ケース 9-83】図 9-73 が示すように、ブレスレットの開口部のクラスプは柔軟ではない。
分析する:
一般的に、セキュリティ・ラッチは、タング・スプリングが失われた時のスリップを防ぐために、ボックス・クラスプの両側にセットされる。セキュリティー・ラッチは最も一般的な安全装置で、適切な締め付けが要求される。長期間の摩擦で壊れることがあり、緩すぎると "留め金 "を弾くことができない。緩すぎると "留め金 "の役割を果たせなくなる。
ケース 9-84】図 9-74 が示すように、セキュリティー・ラッチが締まっていない。
分析する:
一般的に、セキュリティ・ラッチは、タング・スプリングが失われた時のスリップを防ぐために、ボックス・クラスプの両側にセットされる。セキュリティー・ラッチは最も一般的な安全装置で、適切な締め付けが要求される。長期間の摩擦で壊れることがあり、緩すぎると "留め金 "を弾くことができない。緩すぎると "留め金 "の役割を果たせなくなる。
[ケース 9-85] 図 9-75 に示すように、オープン・バングルのサイズは条件を満たしていない。
分析する:
オープン・バングルには、バングルの直径と開口部のサイズに特定の要件がある。この場合、オープン・バングルの必要な開口サイズは3.51cmだが、実際のサイズは3.84cmである。
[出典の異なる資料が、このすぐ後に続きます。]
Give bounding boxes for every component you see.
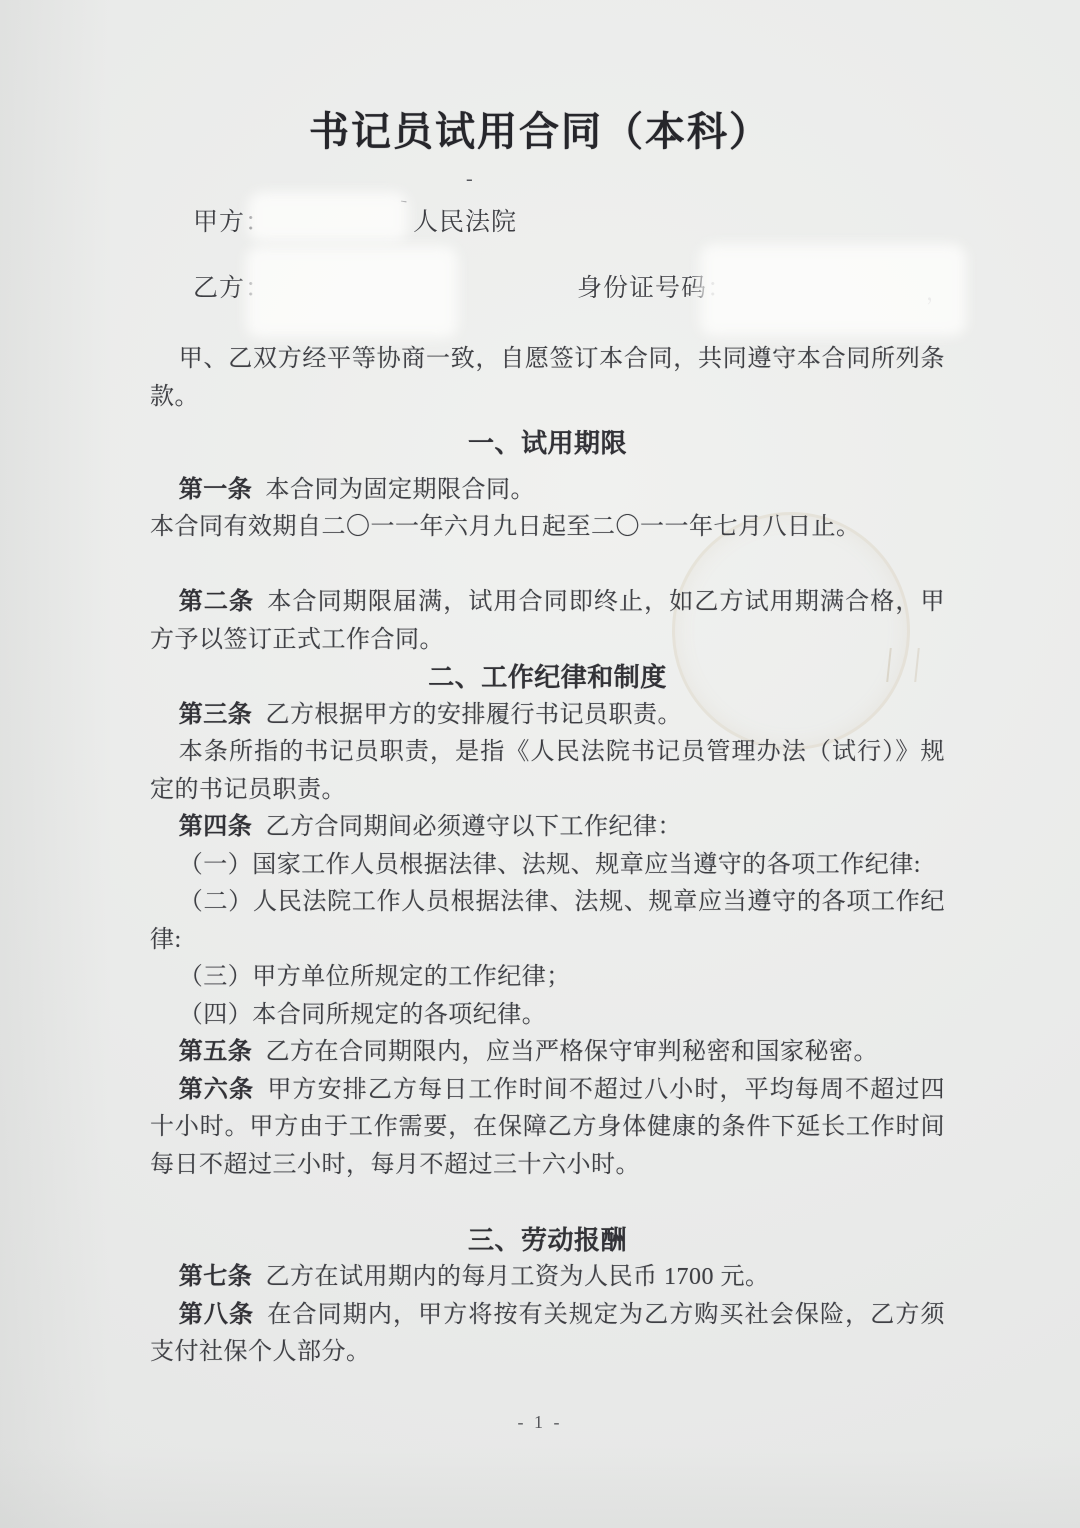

オープンバングルのため、製造中に変形が起こり、特に材料強度が低い場合、寸法が要件を満たさなくなる可能性がある。この問題を解決するには、一方では十分な弾力性のある材料を選択し、他方では研磨中にバングルのサイズ補正に注意を払う。
[ケース9-86】 バングルを留め具の部分で着用すると、図9-76に示すように手が擦れる。
分析する:
着け心地をよくするために、バングルの留め具部分は滑らかで、手が擦れることがなく、凹凸がないことが望ましい。